- Letter Writer
- History - general, Letter to the Editor
- RAN Ships
- HMAS Koala, HMAS Karangi, HMAS Kimbla, HMAS Kangaroo
- June 1984 edition of the Naval Historical Review (all rights reserved)
Recently while cruising the Parramatta River, a detour into Homebush Bay proved quite interesting. I had intended to photograph the tug “Bustler” which lies derelict there. Alongside Bustler is what appears to be a barge; upon closer inspection an idea of its true identity becomes apparent.
It is in fact a boom defence vessel that has been stripped down so that all that remains is the hull. All forms of identification, i.e. numbers, have long since disappeared and she is only recognisable by her ribbed stern and the remains of her bow.
I knew of the Bustler due to a photograph in “A Century of Shipping in Sydney Harbour” by Ross Gillett and Michael Melliar-Phelps. Upon referring to this I found only one mention of a boom defence vessel, the Kookaburra, a net class vessel completed at Cockatoo Island Dockyard in 1939.

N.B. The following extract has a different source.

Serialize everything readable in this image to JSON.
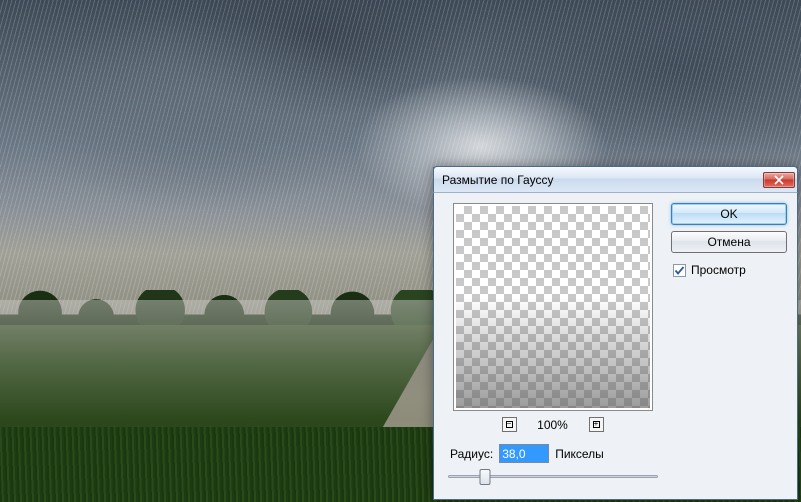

The Kookaburra was stripped at Blackwattle Bay in 1967 where she sank at her moorings. Raised in 1970 she was towed from the harbour and sunk; so this is obviously not the vessel in question.
The quest for information then led to “Warships of Australia”, once again by Ross Gillett. This book listed five purpose built vessels in Australian service. These were HMA Ships Kookaburra, Koala, Kangaroo, Karangi and Kimbla. Since the fate of the Kookaburra is known and the Kimbla is still in commission, this narrows it down to the three wartime Bar class vessels – Koala, Kangaroo and Karangi.
Warships of Australia states that the Koala was sold to a Queensland company and operated as a gravel barge on the Brisbane River. In January 1974 floodwaters washed Koala into a bridge at Jindalee damaging several pylons, as a result charges were placed in her hull and she sank next day.
Karangi was sold in 1965 and scrapped sometime in 1965-66.
Kangaroo suffered the same fate but was sold in August to Hurley and Dewhurst Pty Ltd, the same company which bought the tug Bustler in the same year. Since the Bustler and this hull lie side by side and that Bustler was acquired by the same firm as the Kangaroo, I have come to the conclusion that the hull is that of the Kangaroo. This belief is, as stated, based on the information above. I would greatly appreciate any additional information as to her identity through these pages.